Line count in the .inf and the .lnx files must be the same. You can try wc -l siteidx* - you should have the .inf and .lnx files with the same line count, a different .urt file and (usually) a larger ndx file (words index). It is a good idea to check that when you want to stop Alkaline with Ctrl-C or a kill statement, you can thus see if Alkaline is currently writing an index file or not.

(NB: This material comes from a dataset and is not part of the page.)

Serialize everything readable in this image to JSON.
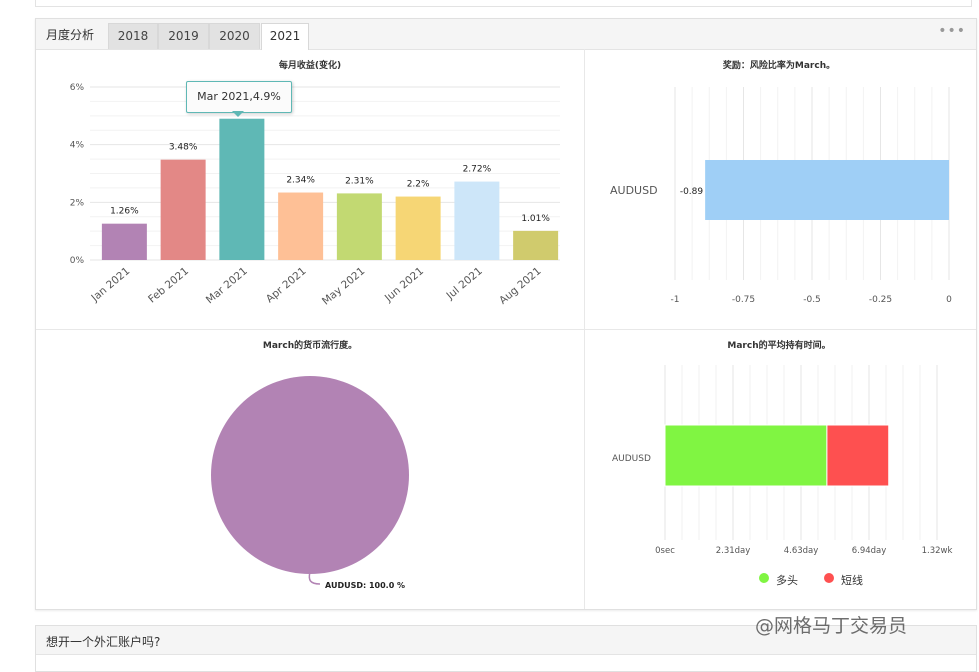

Alkaline will take care of checking the validity of the indexes and will not load corrupt ones. A typical set of index files looks like this:
server:~/alkaline/foo> wc -l siteidx1.* 10084 siteidx1.inf 10084 siteidx1.lnx 84703 siteidx1.ndx 16604 siteidx1.urt 121475 total server:~/alkaline/foo> ls -la siteidx1.* -rw-r--r-- 1 u gr 1023306 Aug 2 16:19 siteidx1.inf -rw-r--r-- 1 u gr 61128 Aug 2 16:19 siteidx1.lnx -rw-r--r-- 1 u gr 2874967 Aug 2 16:19 siteidx1.ndx -rw-r--r-- 1 u gr 329763 Aug 2 16:19 siteidx1.urt |
The right way of verifying whether indexes are corrupt or not is to let Alkaline load them. Currently, there's no way to recover corrupt indexes. Please report bugs and problems with corrupted indexes.